MOSCOW, April 5 (RIA Novosti) - The NPO Energomash company has completed trials of a new engine for proposed Russian lightweight carrier rocket Soyuz 2.1 and is currently preparing it for serial production, the company’s CEO said.
“We have completed tests of the new RD-193 engine, designed for Soyuz 2.1 lightweight [rockets]. We are now preparing documents of how to integrate it with the rocket,” Energomash CEO Vladimir Solntsev said.
Soyuz-2.1V maker Progress said last month that the first launch of Russia's new lightweight carrier rocket, scheduled for early 2013 from the Plesetsk space center, is likely to be delayed until the second half of 2013.
During its first launches, the new rocket will be equipped with the legendary NK-33 rocket engines, developed in the 1970's to carry Soviet cosmonauts to the moon onboard the giant N1 rocket.
"Those engines have been kept in stock for several decades and are out of production now.
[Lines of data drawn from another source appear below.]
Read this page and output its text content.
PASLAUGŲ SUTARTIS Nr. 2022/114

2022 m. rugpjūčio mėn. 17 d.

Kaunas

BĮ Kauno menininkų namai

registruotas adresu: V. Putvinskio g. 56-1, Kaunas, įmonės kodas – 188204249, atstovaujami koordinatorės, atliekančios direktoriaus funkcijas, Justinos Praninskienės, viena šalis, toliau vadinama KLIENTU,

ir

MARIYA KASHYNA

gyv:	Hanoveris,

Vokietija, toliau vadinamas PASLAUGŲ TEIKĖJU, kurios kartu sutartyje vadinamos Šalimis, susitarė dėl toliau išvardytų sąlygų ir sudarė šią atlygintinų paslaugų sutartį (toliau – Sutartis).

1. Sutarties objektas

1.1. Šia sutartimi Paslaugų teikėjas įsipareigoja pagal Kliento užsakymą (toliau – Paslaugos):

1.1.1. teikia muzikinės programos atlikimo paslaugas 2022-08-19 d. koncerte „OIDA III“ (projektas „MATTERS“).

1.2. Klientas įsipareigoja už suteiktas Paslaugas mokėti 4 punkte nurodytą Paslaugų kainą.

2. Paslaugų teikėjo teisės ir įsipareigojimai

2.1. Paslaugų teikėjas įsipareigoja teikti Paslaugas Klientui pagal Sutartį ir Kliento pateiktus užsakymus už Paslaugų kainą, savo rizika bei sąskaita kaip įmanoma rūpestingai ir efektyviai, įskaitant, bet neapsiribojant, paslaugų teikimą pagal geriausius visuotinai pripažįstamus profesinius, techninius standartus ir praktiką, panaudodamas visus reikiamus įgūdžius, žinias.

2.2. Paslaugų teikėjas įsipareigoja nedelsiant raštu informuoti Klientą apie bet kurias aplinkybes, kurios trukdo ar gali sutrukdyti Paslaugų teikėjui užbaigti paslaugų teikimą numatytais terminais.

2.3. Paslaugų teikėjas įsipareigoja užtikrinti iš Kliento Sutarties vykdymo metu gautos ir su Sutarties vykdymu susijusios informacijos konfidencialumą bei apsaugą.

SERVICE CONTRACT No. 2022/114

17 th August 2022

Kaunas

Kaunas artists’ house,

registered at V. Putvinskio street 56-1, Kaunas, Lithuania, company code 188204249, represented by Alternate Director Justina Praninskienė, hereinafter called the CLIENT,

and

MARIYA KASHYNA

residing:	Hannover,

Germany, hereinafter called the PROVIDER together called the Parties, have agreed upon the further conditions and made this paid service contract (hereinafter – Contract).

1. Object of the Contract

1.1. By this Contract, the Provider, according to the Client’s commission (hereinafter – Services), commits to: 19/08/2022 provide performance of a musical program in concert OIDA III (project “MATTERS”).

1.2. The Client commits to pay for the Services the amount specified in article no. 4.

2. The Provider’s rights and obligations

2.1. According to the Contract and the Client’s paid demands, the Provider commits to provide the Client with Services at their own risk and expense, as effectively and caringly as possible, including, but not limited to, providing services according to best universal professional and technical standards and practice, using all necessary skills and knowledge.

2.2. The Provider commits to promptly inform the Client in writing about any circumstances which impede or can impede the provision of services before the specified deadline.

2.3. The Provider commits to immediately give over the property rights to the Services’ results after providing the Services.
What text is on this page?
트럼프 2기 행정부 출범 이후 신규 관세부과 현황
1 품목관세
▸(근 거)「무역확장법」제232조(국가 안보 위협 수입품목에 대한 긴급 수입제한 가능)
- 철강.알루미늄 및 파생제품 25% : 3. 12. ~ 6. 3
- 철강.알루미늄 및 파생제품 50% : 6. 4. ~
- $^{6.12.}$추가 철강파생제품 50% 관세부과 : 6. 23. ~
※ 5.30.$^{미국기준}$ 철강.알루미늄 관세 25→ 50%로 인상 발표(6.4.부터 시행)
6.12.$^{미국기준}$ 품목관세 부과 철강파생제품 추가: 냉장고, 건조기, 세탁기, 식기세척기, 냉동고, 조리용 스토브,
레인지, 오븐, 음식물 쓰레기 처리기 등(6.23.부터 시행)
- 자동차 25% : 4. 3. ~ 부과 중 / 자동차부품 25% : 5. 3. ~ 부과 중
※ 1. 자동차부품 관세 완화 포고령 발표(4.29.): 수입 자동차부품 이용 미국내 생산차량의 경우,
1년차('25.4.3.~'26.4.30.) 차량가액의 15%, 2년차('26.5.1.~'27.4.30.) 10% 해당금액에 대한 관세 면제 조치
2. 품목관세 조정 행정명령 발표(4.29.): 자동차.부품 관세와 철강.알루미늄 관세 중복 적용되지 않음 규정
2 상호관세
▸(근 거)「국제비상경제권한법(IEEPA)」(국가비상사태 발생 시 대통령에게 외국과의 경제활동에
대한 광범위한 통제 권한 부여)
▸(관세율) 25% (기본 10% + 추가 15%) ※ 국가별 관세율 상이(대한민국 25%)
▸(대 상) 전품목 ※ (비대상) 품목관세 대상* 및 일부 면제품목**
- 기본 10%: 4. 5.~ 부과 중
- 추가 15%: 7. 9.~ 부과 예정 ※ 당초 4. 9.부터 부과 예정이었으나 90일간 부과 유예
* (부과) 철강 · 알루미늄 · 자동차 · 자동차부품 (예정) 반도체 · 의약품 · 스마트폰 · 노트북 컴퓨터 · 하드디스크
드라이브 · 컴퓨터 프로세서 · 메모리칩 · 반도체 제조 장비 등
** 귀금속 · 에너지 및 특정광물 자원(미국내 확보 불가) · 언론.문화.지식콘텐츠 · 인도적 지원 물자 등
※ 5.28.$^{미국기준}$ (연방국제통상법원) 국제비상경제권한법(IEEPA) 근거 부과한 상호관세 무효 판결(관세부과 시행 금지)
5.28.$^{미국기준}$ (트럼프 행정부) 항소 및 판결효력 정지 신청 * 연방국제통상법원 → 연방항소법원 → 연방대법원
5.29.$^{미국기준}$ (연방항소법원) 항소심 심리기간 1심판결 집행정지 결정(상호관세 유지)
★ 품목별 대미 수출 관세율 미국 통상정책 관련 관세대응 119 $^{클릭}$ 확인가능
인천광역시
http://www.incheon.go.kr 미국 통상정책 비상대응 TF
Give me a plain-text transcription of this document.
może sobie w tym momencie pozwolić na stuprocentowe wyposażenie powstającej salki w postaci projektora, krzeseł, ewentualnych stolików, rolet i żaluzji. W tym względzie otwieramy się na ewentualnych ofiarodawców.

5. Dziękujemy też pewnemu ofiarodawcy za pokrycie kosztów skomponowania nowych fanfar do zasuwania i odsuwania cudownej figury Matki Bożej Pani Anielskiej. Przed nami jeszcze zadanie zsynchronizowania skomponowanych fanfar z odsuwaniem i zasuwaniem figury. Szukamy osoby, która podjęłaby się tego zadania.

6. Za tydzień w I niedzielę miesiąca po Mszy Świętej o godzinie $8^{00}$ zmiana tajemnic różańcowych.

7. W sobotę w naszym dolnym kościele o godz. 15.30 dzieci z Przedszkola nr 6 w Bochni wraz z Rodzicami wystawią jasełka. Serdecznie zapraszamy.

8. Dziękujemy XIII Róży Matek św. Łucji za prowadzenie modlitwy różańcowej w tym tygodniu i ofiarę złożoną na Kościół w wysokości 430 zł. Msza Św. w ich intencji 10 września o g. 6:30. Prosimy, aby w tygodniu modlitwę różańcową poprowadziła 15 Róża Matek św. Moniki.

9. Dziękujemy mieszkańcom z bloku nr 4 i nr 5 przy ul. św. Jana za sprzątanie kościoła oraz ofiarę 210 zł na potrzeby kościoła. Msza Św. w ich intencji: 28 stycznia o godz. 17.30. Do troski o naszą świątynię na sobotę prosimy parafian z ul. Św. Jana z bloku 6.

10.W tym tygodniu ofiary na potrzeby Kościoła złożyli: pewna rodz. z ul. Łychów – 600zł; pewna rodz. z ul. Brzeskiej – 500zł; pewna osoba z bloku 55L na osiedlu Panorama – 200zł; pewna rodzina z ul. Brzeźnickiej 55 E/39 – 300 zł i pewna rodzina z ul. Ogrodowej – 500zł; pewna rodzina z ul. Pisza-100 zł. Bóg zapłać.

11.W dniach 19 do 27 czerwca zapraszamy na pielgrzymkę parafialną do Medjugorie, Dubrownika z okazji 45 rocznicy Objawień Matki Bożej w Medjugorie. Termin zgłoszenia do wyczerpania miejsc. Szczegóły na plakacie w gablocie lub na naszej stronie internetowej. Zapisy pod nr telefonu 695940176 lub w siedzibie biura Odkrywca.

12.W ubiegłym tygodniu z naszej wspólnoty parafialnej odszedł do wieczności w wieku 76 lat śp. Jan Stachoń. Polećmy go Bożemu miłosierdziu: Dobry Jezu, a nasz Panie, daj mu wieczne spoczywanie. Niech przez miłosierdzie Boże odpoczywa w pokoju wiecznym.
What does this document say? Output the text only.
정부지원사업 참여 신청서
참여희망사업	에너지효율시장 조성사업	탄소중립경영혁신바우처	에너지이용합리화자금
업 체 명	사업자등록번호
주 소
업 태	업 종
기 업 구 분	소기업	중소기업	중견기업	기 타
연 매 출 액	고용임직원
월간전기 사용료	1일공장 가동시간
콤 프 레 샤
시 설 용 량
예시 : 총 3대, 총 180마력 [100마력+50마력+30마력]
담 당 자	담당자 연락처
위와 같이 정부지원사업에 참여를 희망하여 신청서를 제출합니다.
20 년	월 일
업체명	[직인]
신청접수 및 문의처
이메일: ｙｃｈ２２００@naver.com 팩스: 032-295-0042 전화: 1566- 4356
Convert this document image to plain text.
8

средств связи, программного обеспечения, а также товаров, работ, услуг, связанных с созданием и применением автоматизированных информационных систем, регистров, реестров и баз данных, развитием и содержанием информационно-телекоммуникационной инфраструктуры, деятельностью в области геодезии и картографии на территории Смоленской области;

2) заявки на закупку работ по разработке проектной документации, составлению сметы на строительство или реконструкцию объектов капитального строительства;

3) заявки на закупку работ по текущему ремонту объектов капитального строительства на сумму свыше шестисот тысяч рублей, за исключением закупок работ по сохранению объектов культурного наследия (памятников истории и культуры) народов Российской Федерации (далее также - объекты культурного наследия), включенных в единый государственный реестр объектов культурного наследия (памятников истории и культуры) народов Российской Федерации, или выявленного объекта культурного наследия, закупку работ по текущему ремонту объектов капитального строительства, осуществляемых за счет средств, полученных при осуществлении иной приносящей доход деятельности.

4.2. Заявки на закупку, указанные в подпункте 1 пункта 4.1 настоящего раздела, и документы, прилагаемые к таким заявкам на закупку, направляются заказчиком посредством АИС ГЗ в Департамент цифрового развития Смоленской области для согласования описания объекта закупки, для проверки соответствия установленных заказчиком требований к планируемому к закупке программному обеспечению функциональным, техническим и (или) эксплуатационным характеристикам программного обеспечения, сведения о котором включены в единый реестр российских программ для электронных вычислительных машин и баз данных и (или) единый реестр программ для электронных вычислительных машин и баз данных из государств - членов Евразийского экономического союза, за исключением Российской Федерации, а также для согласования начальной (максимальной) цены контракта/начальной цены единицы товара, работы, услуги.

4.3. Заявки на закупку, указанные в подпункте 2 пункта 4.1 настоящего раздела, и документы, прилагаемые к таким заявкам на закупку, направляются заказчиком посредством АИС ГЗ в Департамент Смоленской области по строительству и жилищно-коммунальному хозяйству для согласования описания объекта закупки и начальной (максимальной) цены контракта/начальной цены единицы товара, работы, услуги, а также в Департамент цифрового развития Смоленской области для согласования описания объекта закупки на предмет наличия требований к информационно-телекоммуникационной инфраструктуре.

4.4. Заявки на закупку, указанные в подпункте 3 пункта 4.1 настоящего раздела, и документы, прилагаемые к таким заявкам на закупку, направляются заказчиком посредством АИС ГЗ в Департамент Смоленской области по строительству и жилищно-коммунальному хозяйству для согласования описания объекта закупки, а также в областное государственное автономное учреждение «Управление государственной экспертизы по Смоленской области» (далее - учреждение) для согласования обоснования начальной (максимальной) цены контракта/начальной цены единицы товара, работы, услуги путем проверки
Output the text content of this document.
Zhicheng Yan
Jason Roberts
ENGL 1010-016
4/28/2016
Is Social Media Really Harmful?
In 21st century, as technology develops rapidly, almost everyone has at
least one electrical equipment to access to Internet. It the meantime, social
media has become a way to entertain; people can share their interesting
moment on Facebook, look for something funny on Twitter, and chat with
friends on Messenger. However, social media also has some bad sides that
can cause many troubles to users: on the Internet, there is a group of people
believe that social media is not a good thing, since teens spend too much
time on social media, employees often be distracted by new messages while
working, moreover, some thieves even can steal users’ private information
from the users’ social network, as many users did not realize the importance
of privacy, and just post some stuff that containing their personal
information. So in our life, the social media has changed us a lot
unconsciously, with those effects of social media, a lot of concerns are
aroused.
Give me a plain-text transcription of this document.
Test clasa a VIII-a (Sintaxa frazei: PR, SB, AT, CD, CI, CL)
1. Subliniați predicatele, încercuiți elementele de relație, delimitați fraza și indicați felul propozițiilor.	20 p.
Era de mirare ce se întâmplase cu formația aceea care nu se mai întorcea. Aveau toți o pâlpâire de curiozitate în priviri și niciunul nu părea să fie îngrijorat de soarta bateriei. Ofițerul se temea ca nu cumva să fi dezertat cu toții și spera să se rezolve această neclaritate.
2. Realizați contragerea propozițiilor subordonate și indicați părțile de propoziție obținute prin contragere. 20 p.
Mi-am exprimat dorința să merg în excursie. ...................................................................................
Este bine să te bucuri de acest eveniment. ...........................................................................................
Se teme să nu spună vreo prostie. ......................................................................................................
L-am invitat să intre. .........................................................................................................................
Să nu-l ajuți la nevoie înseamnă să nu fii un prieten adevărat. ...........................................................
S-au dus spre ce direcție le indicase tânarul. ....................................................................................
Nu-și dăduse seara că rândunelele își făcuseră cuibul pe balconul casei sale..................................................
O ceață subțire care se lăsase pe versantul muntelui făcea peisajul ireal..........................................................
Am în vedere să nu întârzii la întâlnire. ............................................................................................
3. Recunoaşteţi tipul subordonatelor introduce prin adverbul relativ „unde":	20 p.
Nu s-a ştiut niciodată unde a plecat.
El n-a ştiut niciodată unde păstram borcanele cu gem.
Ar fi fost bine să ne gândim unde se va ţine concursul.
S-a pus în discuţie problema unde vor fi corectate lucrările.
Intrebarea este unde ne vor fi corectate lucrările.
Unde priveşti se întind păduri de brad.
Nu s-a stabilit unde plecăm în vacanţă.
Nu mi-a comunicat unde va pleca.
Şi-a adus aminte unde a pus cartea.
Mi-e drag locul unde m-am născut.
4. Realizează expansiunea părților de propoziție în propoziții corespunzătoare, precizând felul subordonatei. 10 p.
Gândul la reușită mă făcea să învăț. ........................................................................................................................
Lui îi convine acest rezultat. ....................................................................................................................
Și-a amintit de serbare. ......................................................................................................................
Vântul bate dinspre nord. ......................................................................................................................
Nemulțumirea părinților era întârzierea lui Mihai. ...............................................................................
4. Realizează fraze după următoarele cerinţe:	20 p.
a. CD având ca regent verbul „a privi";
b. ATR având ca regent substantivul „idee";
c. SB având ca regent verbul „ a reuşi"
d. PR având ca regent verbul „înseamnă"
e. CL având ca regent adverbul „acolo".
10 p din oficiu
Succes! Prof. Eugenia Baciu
There is approximately 20 of them, enough for a dozen of launches, and by that time the new engine should be ready,” Solntsev said.
Soyuz-2.1V is a modernized version of the Soyuz-2.1B, from which the Soyuz rocket's trademark four external booster rockets have been removed. The rocket is capable of delivering a payload of up to 2.85 tons (6,300 lb) to an orbit at an altitude of 200 kilometers (120 miles), Progress claims.